The group’s cash flow fell from $67.9 million in 2012, when it spent about $20 million overtly advocating for Republican presidential candidate Mitt Romney and against President Barack Obama, to less than $6.4 million in 2013, a non-election year..
This continues a trend for American Future Fund, one of several politically active nonprofits with ties to the Koch brothers, which now typically reports far less revenue in non-election years.
About one third of the money American Future Fund received in 2013 came from two large contributors, one who gave $1.25 million and one who gave $1 million, according to the tax filing.
As a “social welfare” nonprofit organized under section 501(c)(4) of the U.S. tax code, American Future Fund is not required to disclose the identities of its donors, but must itemize contributions of $5,000 or more on its tax filing.
The itemized contributions total nearly $4.7 million. The source of the rest of American Future Fund’s 2013 revenue isn’t clear, and the organization didn’t immediately respond to a request for comment from the Center for Public Integrity.
In terms of expenses, American Future Fund in 2013 reported $7 million in spending, far less than the $66.9 million it reported in 2012.
The group disclosed paying Concordia Enterprises LLC, the consulting firm of its founder, Nick Ryan, $515,016 in 2013 for “consulting and management services.” It paid Angler LLC, a company tied to a political operative connected to the Koch brothers, Sean Noble, $487,550 for “media services.”
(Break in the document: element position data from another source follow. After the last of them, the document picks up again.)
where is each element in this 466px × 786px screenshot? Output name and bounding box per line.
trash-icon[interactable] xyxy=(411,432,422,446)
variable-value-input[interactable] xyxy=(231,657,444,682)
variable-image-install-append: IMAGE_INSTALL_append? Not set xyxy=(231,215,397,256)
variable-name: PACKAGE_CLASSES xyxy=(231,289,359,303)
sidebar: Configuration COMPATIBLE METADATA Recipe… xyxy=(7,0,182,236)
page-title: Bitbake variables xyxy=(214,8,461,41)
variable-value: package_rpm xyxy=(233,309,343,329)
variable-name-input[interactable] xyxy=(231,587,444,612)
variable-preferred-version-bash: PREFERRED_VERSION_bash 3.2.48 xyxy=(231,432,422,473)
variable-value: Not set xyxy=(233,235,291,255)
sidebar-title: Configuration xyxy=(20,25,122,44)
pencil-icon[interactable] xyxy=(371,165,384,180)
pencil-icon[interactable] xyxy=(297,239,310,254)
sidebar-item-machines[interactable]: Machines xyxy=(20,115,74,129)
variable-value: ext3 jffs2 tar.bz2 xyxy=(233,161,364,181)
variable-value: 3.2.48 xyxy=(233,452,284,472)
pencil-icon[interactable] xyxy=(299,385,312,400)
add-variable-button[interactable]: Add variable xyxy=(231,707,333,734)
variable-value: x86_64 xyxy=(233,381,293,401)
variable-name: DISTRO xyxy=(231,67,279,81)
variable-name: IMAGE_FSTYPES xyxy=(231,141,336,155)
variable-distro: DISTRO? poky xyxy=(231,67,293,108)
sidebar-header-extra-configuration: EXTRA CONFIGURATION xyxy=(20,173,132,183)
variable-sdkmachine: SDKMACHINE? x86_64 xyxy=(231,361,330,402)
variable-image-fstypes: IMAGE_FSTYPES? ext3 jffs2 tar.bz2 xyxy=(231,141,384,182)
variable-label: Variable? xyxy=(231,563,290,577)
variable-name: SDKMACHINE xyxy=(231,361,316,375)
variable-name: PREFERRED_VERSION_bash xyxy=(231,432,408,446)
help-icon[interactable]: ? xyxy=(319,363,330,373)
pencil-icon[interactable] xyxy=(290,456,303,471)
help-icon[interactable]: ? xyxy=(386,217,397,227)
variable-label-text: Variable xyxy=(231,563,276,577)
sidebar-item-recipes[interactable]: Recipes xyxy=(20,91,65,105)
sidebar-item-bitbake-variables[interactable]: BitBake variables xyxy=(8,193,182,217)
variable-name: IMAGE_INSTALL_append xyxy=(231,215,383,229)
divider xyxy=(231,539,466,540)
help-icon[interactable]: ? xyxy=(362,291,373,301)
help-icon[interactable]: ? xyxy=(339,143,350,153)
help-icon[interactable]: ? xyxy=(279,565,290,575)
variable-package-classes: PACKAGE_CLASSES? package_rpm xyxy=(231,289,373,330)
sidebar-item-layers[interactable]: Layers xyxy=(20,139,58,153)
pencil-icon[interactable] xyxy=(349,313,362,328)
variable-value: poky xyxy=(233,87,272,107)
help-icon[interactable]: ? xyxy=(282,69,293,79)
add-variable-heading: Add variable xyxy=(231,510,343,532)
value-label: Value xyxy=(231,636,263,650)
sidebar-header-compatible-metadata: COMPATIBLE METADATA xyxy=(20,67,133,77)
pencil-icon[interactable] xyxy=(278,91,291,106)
Nonprofits connected to Noble, including the Center to Protect Patient Rights, have made grants to the American Future Fund. In addition, American Future Fund paid $80,000 to a fundraising firm connected to its treasurer/secretary, Allison Kleis, who is one of only two board members.
The American Future Fund reported making only four grants in 2013, including $294,000 to the Progress Project, another group run by Concordia Enterprises LLC that has received money from the American Future Fund in the past.
It also gave $120,000 to the Arizona Public Integrity Alliance, another section 501(c)(4) nonprofit group that ran ads attacking incumbent Arizona Attorney General Tom Horne, a Republican, during the 2014 election cycle.
During the 2014 election cycle, the American Future Fund reported spending about $2.5 million to influence congressional elections, including more than $1 million against Rep. John Barrow (D-Ga.), who lost, according to campaign finance data tracked by the Center for Responsive Politics.
The group also spent more than $360,000 on broadcast TV ads to boost Republican candidates in the Nebraska gubernatorial and Arkansas attorney general contests this cycle.
A full accounting of the American Future Fund’s 2014 income and expenditures likely won’t be available for another year, when it files its next annual tax return.